On 11/01/2017 09:31 AM, Ian Lance Taylor wrote:
On Wed, Nov 1, 2017 at 4:18 AM,  <oju...@gmail.com> wrote:
Ayan, imagine I am part of a development team. In our program I have a
pointer r:

r *myType

My variable r can be nil, because that is a valid situation. It is used in
dozens of places, like this:

if r != nil {
     r.doSomething()
}

That is a very usual idiom, no only in Go, but in many languages. Every
programmer is acquainted to that.

Then, years later, other programmer in my team decides to create an
interface to better capture a new understanding of the problem at hand,
changing the type of r to:

r myInterface

Subtly, the meaning of

if r != nil {
     r.doSomething()
}

changes. Under the right circumstances our software starts to behave
strangely. What?

This problem is dangerous because it is so subtle. We will read our old code
time and again to no avail, because everything seems fine and no one has
changed that "if r != nil r.doSomething" in ages.

As Dave Cheney said in
https://github.com/golang/go/issues/21538#issuecomment-323561094 that could
be solved:

"by making an nil interface and an interface which contains a type who's
value is nil also equal to nil."
A different way to state your argument is that nil is overloaded in
Go.  Your argument is essentially identical to saying suppose you have
an integer r:

type MyIntegerType int
var r MyIntegerType

and a bunch of code that tests whether r is 0 or not

if r != 0 {
     r.doSomething()
}

Then you change r to an interface type, and now the meaning of r != 0
has subtly changed.  The code still compiles, but now it means
something different.  r != 0 will be true even if the value of r
actually is 0, because in `r != 0` the `0` will be given type `int`,
but `r` is type `MyIntegerType`, so the values are not equal.
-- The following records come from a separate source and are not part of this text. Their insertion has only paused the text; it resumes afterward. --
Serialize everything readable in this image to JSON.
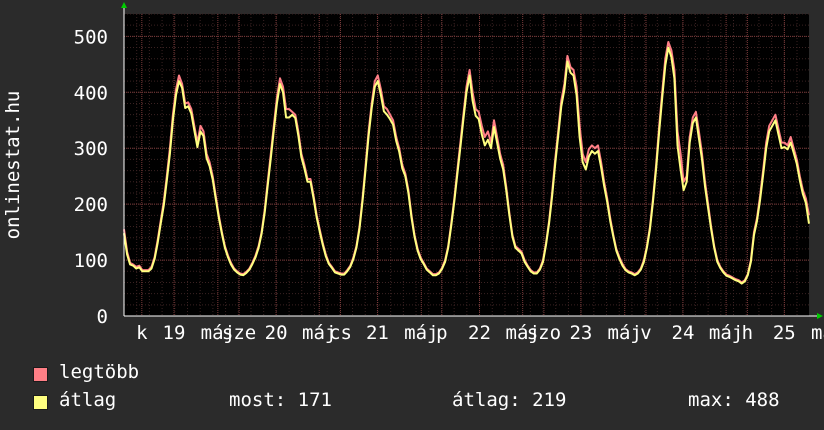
{
  "chart_data": {
    "type": "line",
    "ylabel": "onlinestat.hu",
    "ylim": [
      0,
      540
    ],
    "yticks": [
      0,
      100,
      200,
      300,
      400,
      500
    ],
    "x_tick_labels": [
      {
        "text": "k",
        "pos": 0.026
      },
      {
        "text": "19",
        "pos": 0.073
      },
      {
        "text": "máj",
        "pos": 0.137
      },
      {
        "text": "sze",
        "pos": 0.168
      },
      {
        "text": "20",
        "pos": 0.222
      },
      {
        "text": "máj",
        "pos": 0.285
      },
      {
        "text": "cs",
        "pos": 0.316
      },
      {
        "text": "21",
        "pos": 0.37
      },
      {
        "text": "máj",
        "pos": 0.434
      },
      {
        "text": "p",
        "pos": 0.464
      },
      {
        "text": "22",
        "pos": 0.519
      },
      {
        "text": "máj",
        "pos": 0.582
      },
      {
        "text": "szo",
        "pos": 0.613
      },
      {
        "text": "23",
        "pos": 0.667
      },
      {
        "text": "máj",
        "pos": 0.731
      },
      {
        "text": "v",
        "pos": 0.762
      },
      {
        "text": "24",
        "pos": 0.816
      },
      {
        "text": "máj",
        "pos": 0.879
      },
      {
        "text": "h",
        "pos": 0.91
      },
      {
        "text": "25",
        "pos": 0.964
      },
      {
        "text": "máj",
        "pos": 1.028
      }
    ],
    "series": [
      {
        "name": "legtöbb",
        "color": "#ff7f86",
        "values": [
          155,
          115,
          95,
          92,
          88,
          90,
          82,
          82,
          82,
          88,
          105,
          135,
          170,
          205,
          250,
          300,
          360,
          405,
          430,
          415,
          380,
          382,
          370,
          340,
          310,
          340,
          330,
          290,
          275,
          250,
          215,
          180,
          150,
          125,
          108,
          95,
          85,
          80,
          76,
          75,
          79,
          85,
          95,
          108,
          125,
          150,
          190,
          240,
          290,
          340,
          390,
          425,
          410,
          370,
          370,
          365,
          360,
          330,
          290,
          270,
          245,
          245,
          215,
          180,
          155,
          130,
          110,
          95,
          88,
          80,
          78,
          76,
          76,
          82,
          90,
          105,
          125,
          160,
          210,
          270,
          330,
          380,
          420,
          430,
          405,
          375,
          370,
          360,
          350,
          320,
          300,
          270,
          255,
          225,
          180,
          145,
          120,
          105,
          95,
          85,
          80,
          75,
          75,
          78,
          86,
          100,
          125,
          165,
          210,
          260,
          310,
          360,
          410,
          440,
          400,
          370,
          365,
          340,
          320,
          330,
          310,
          350,
          320,
          290,
          270,
          230,
          185,
          145,
          125,
          120,
          115,
          100,
          90,
          82,
          78,
          78,
          85,
          100,
          130,
          170,
          220,
          280,
          330,
          385,
          415,
          465,
          445,
          440,
          410,
          340,
          290,
          275,
          298,
          305,
          300,
          305,
          275,
          240,
          210,
          175,
          145,
          120,
          105,
          93,
          84,
          80,
          78,
          75,
          78,
          85,
          100,
          125,
          160,
          210,
          270,
          340,
          400,
          460,
          490,
          475,
          440,
          330,
          290,
          240,
          250,
          320,
          355,
          365,
          330,
          290,
          240,
          200,
          160,
          125,
          100,
          88,
          80,
          74,
          72,
          69,
          66,
          64,
          60,
          64,
          75,
          100,
          150,
          175,
          215,
          260,
          310,
          340,
          350,
          360,
          335,
          310,
          310,
          305,
          320,
          300,
          280,
          250,
          225,
          210,
          180
        ]
      },
      {
        "name": "átlag",
        "color": "#ffff80",
        "values": [
          148,
          110,
          92,
          90,
          85,
          87,
          80,
          80,
          80,
          85,
          102,
          130,
          165,
          198,
          242,
          290,
          350,
          395,
          420,
          408,
          372,
          375,
          362,
          332,
          302,
          330,
          322,
          282,
          268,
          244,
          210,
          176,
          147,
          122,
          105,
          92,
          83,
          78,
          74,
          73,
          77,
          83,
          93,
          105,
          122,
          147,
          185,
          233,
          282,
          332,
          380,
          415,
          400,
          355,
          355,
          360,
          354,
          323,
          284,
          264,
          240,
          240,
          210,
          176,
          151,
          127,
          107,
          93,
          86,
          78,
          76,
          74,
          74,
          80,
          88,
          102,
          122,
          156,
          205,
          263,
          322,
          372,
          410,
          420,
          395,
          366,
          360,
          352,
          342,
          313,
          294,
          264,
          250,
          220,
          176,
          142,
          117,
          102,
          93,
          83,
          78,
          73,
          73,
          76,
          84,
          97,
          122,
          161,
          205,
          253,
          302,
          352,
          400,
          430,
          385,
          358,
          352,
          325,
          305,
          315,
          300,
          338,
          310,
          282,
          262,
          224,
          181,
          142,
          122,
          117,
          112,
          97,
          88,
          80,
          76,
          76,
          83,
          97,
          127,
          166,
          214,
          272,
          322,
          375,
          405,
          455,
          435,
          430,
          395,
          320,
          275,
          262,
          285,
          295,
          290,
          295,
          266,
          233,
          204,
          170,
          142,
          117,
          102,
          90,
          82,
          78,
          76,
          73,
          76,
          83,
          97,
          122,
          156,
          205,
          263,
          330,
          390,
          448,
          480,
          463,
          425,
          305,
          262,
          225,
          240,
          310,
          345,
          355,
          318,
          280,
          232,
          193,
          156,
          122,
          97,
          86,
          78,
          72,
          70,
          67,
          64,
          62,
          58,
          62,
          73,
          97,
          145,
          170,
          208,
          252,
          300,
          330,
          340,
          350,
          325,
          300,
          302,
          298,
          310,
          292,
          272,
          243,
          218,
          202,
          165
        ]
      }
    ],
    "legend": [
      {
        "label": "legtöbb",
        "color": "#ff7f86"
      },
      {
        "label": "átlag",
        "color": "#ffff80"
      }
    ],
    "legend_placement": "bottom-left",
    "grid": true,
    "stats": {
      "most": "most: 171",
      "atlag": "átlag: 219",
      "max": "max: 488"
    }
  }
}
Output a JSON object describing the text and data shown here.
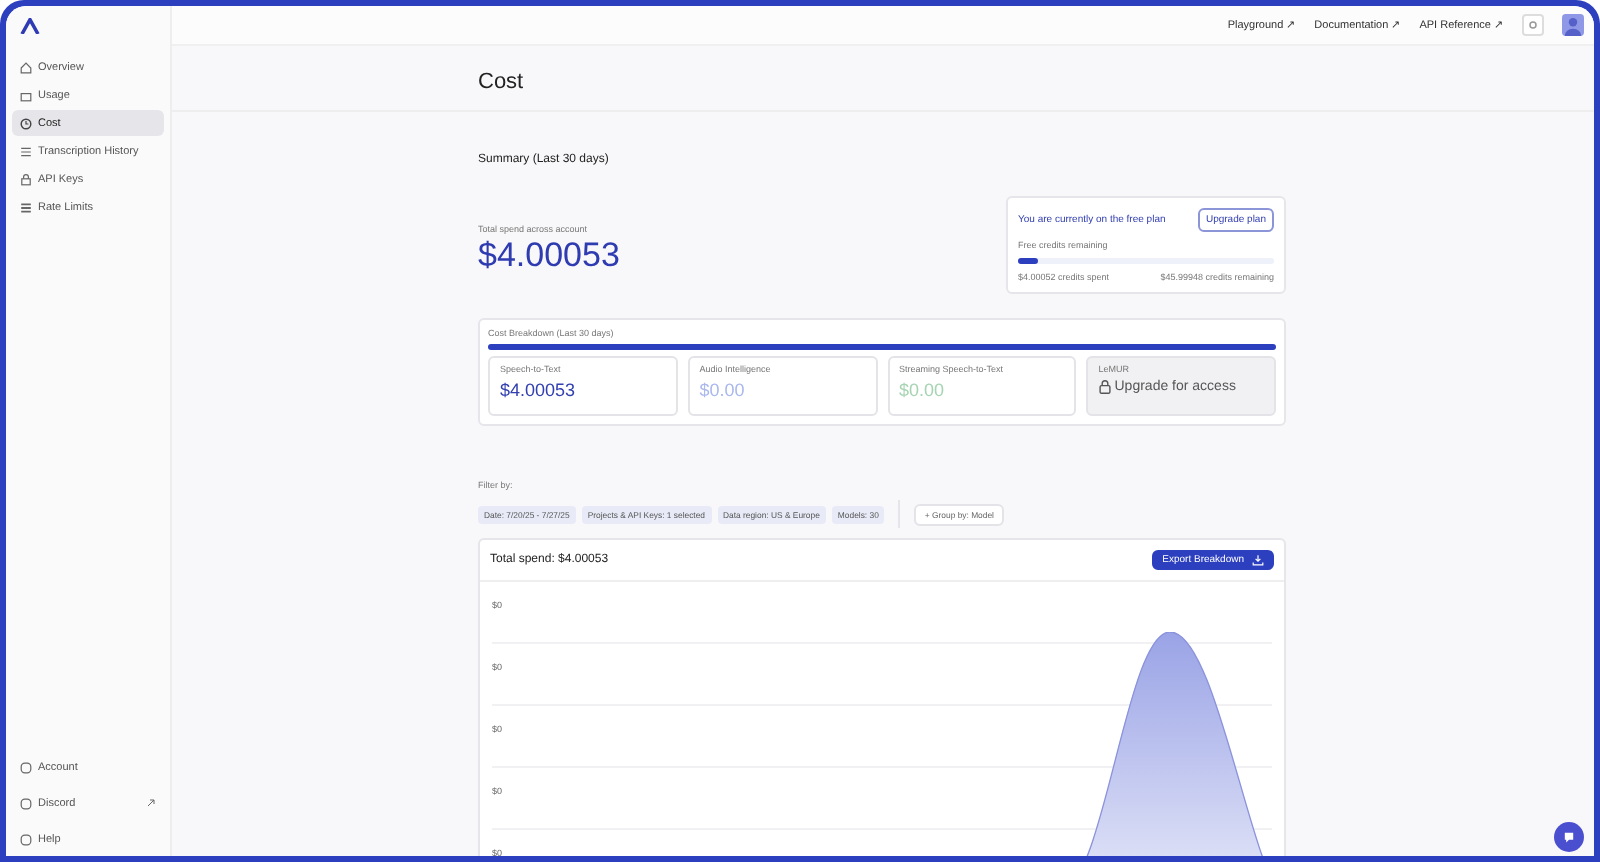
{
  "top_links": [
    {
      "label": "Playground ↗"
    },
    {
      "label": "Documentation ↗"
    },
    {
      "label": "API Reference ↗"
    }
  ],
  "sidebar": {
    "items": [
      {
        "label": "Overview",
        "selected": false
      },
      {
        "label": "Usage",
        "selected": false
      },
      {
        "label": "Cost",
        "selected": true
      },
      {
        "label": "Transcription History",
        "selected": false
      },
      {
        "label": "API Keys",
        "selected": false
      },
      {
        "label": "Rate Limits",
        "selected": false
      }
    ],
    "bottom_items": [
      {
        "label": "Account",
        "external": false
      },
      {
        "label": "Discord",
        "external": true
      },
      {
        "label": "Help",
        "external": false
      }
    ]
  },
  "page_title": "Cost",
  "summary": {
    "heading": "Summary (Last 30 days)",
    "total_label": "Total spend across account",
    "total_value": "$4.00053"
  },
  "plan": {
    "message": "You are currently on the free plan",
    "button": "Upgrade plan",
    "credits_label": "Free credits remaining",
    "level": 0.08,
    "spent": "$4.00052 credits spent",
    "remaining": "$45.99948 credits remaining"
  },
  "breakdown": {
    "title": "Cost Breakdown (Last 30 days)",
    "cards": [
      {
        "kind": "amount",
        "label": "Speech-to-Text",
        "value": "$4.00053",
        "color": "#3340b0"
      },
      {
        "kind": "amount",
        "label": "Audio Intelligence",
        "value": "$0.00",
        "color": "#a9b8ee"
      },
      {
        "kind": "amount",
        "label": "Streaming Speech-to-Text",
        "value": "$0.00",
        "color": "#a6d4b2"
      },
      {
        "kind": "locked",
        "label": "LeMUR",
        "value": "Upgrade for access"
      }
    ]
  },
  "filters": {
    "label": "Filter by:",
    "chips": [
      "Date: 7/20/25 - 7/27/25",
      "Projects & API Keys: 1 selected",
      "Data region: US & Europe",
      "Models: 30"
    ],
    "group_by": "+ Group by: Model"
  },
  "chart_panel": {
    "title": "Total spend: $4.00053",
    "export_button": "Export Breakdown",
    "y_tick_labels": [
      "$0",
      "$0",
      "$0",
      "$0",
      "$0"
    ]
  }
}
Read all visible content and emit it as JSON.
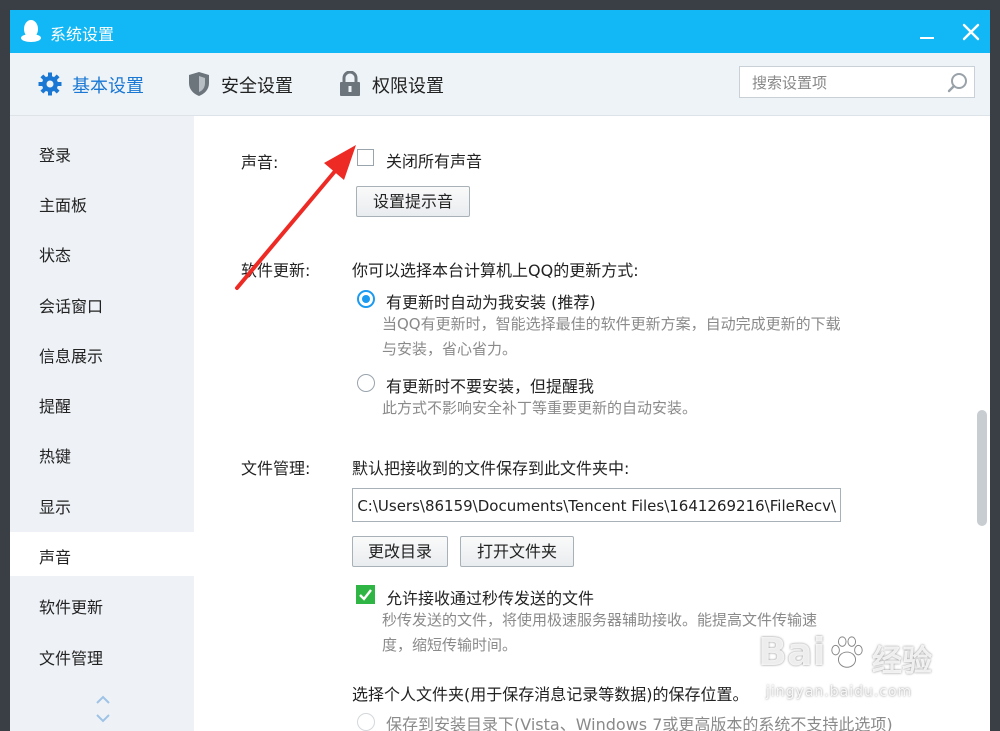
{
  "window": {
    "title": "系统设置"
  },
  "tabs": [
    {
      "label": "基本设置",
      "icon": "gear-icon",
      "active": true
    },
    {
      "label": "安全设置",
      "icon": "shield-icon",
      "active": false
    },
    {
      "label": "权限设置",
      "icon": "lock-icon",
      "active": false
    }
  ],
  "search": {
    "placeholder": "搜索设置项",
    "value": ""
  },
  "sidebar": {
    "items": [
      {
        "label": "登录"
      },
      {
        "label": "主面板"
      },
      {
        "label": "状态"
      },
      {
        "label": "会话窗口"
      },
      {
        "label": "信息展示"
      },
      {
        "label": "提醒"
      },
      {
        "label": "热键"
      },
      {
        "label": "显示"
      },
      {
        "label": "声音"
      },
      {
        "label": "软件更新"
      },
      {
        "label": "文件管理"
      }
    ],
    "active_index": 8
  },
  "sound": {
    "section_label": "声音:",
    "mute_all_label": "关闭所有声音",
    "mute_all_checked": false,
    "set_tone_button": "设置提示音"
  },
  "update": {
    "section_label": "软件更新:",
    "intro": "你可以选择本台计算机上QQ的更新方式:",
    "auto_label": "有更新时自动为我安装 (推荐)",
    "auto_checked": true,
    "auto_desc_line1": "当QQ有更新时，智能选择最佳的软件更新方案，自动完成更新的下载",
    "auto_desc_line2": "与安装，省心省力。",
    "notify_label": "有更新时不要安装，但提醒我",
    "notify_checked": false,
    "notify_desc": "此方式不影响安全补丁等重要更新的自动安装。"
  },
  "files": {
    "section_label": "文件管理:",
    "intro": "默认把接收到的文件保存到此文件夹中:",
    "path_value": "C:\\Users\\86159\\Documents\\Tencent Files\\1641269216\\FileRecv\\",
    "change_dir_button": "更改目录",
    "open_folder_button": "打开文件夹",
    "allow_fast_label": "允许接收通过秒传发送的文件",
    "allow_fast_checked": true,
    "fast_desc_line1": "秒传发送的文件，将使用极速服务器辅助接收。能提高文件传输速",
    "fast_desc_line2": "度，缩短传输时间。",
    "personal_folder_intro": "选择个人文件夹(用于保存消息记录等数据)的保存位置。",
    "install_dir_option": "保存到安装目录下(Vista、Windows 7或更高版本的系统不支持此选项)"
  },
  "watermark": {
    "line1": "Bai",
    "line2": "经验",
    "line3": "jingyan.baidu.com"
  },
  "colors": {
    "titlebar": "#12b7f5",
    "accent": "#1a78d4",
    "check_green": "#2fb543",
    "radio_blue": "#1a9af0",
    "annotation_arrow": "#ee2a24"
  }
}
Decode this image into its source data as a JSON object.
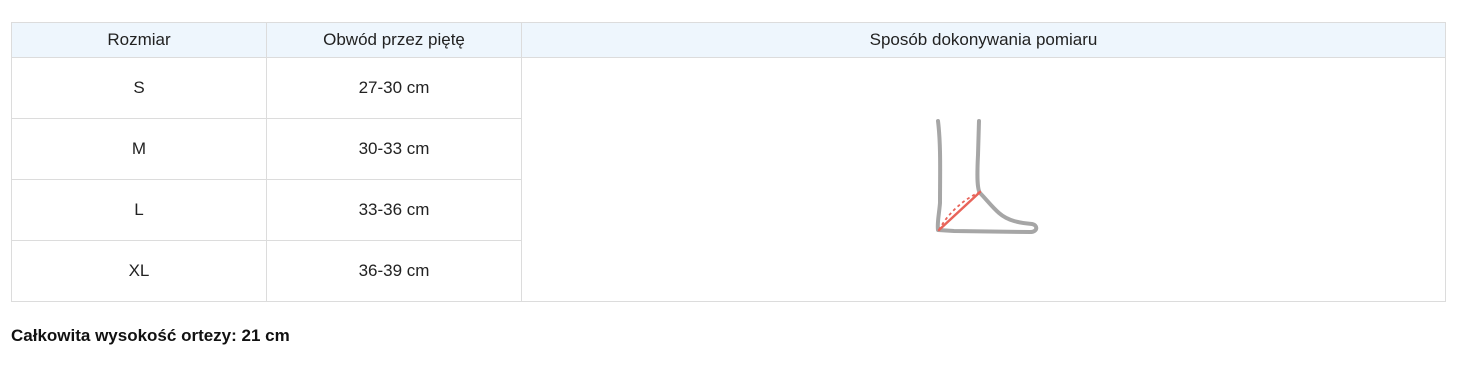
{
  "table": {
    "headers": {
      "size": "Rozmiar",
      "circumference": "Obwód przez piętę",
      "method": "Sposób dokonywania pomiaru"
    },
    "rows": [
      {
        "size": "S",
        "circumference": "27-30 cm"
      },
      {
        "size": "M",
        "circumference": "30-33 cm"
      },
      {
        "size": "L",
        "circumference": "33-36 cm"
      },
      {
        "size": "XL",
        "circumference": "36-39 cm"
      }
    ],
    "header_background": "#eef6fd",
    "border_color": "#dcdcdc"
  },
  "illustration": {
    "icon": "foot-measurement-illustration",
    "outline_color": "#a6a6a6",
    "measure_line_color": "#e8645a"
  },
  "note": "Całkowita wysokość ortezy: 21 cm"
}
That is definitely potentially confusing, but I would like to believe
that you would not argue that we should treat r != 0 specially for
integer types.  Or, at least, we shouldn't treat it any differently
than r != 1.  And, obviously, `r == nil` should not be true if r
happens to be `0`.

I think the reason it feels different for pointer types is that we,
probably incorrectly, chose to use the same identifier, `nil`, to
represent the zero value both for pointers and for interfaces.
Suppose we had given the zero value of interface types the name
`nilinterface`.  Then the situation for pointers would be the similar
to that for integers.  Writing `r != nilinterface` would be equivalent
to `r != nil` today: it would test whether the interface itself is
nil.  `r != nil` would be a compilation error, because, unlike `0`,
there is no default type for `nil`.

If we do change something in this area for Go 2, which we probably
won't, my preference would definitely be to introduce `nilinterface`
rather than to further confuse the meaning of `r != nil`.

Ian

Perhaps a small package and linter could solve this without requiring a language change. The package would expose either a NilInterface value or a IsNilInterface method. Users of the package would either compare to the pkg.NilInterface or call the pkg.IsNilInterface method. Then the linter could warn on all direct interface comparisons to nil.